(Bloomberg) -- BYD Co. plans to buy back 200 million yuan ($27.9 million) worth of its Shenzhen-listed shares, according to a stock exchange filing Wednesday. 

The move is intended for purposes including employee incentives or reducing registered capital, and aims to lift investor confidence and stabilize the firm’s value, Chairman and Chief Executive Officer Wang Chuanfu said in the filing. 

Shenzhen-listed shares of China’s top-selling auto brand have fallen 34% since the start of February, with a 17% slump in November alone, as competition builds in the country’s electric-vehicle market. BYD also trades in Hong Kong, where it fell 12% in November. 

It is still a clear market leader, selling more than 301,000 vehicles last month, including 170,150 fully electric cars. Tesla Inc. sold 82,432 EVs in China in November. 
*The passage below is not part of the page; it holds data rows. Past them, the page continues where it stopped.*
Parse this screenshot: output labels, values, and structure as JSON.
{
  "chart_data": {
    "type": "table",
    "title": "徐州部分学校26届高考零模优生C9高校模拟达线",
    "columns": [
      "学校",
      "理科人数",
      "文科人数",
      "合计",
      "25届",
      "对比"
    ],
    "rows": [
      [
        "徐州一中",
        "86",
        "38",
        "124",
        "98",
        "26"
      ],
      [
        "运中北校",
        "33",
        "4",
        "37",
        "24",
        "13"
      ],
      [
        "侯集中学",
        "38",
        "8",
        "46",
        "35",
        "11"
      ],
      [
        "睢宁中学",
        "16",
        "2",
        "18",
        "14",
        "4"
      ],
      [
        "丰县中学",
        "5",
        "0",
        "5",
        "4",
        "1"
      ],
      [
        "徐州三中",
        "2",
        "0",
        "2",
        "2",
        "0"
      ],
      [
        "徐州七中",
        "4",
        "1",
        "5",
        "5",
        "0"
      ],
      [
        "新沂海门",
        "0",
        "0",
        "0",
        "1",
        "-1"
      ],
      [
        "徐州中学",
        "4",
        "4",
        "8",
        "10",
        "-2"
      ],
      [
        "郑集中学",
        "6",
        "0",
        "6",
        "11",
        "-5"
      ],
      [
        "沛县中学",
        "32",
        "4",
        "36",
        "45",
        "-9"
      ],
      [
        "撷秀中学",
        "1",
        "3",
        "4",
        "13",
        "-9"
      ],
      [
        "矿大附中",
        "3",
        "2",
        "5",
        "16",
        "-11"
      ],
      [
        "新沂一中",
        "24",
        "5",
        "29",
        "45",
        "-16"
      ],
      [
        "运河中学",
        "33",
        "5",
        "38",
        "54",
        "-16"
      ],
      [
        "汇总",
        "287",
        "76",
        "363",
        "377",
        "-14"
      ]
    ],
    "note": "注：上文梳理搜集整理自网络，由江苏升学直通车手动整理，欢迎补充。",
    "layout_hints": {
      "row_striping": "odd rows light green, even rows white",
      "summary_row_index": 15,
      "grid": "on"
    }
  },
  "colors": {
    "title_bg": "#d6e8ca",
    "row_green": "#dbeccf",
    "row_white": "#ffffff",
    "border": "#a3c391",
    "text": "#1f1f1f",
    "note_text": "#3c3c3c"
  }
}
Read More: Tesla’s Global EV Share Sank to 13% in October: Morgan Stanley

BYD has lowered vehicle prices to maintain sales momentum as more competitors including tech companies Xiaomi and Huawei enter the market. 

BYD was up 2% in Shenzhen at 1:30 p.m. local time, in line for its biggest daily gain since Oct. 18. Its Hong Kong-traded shares rose 3.1%, the most in a month.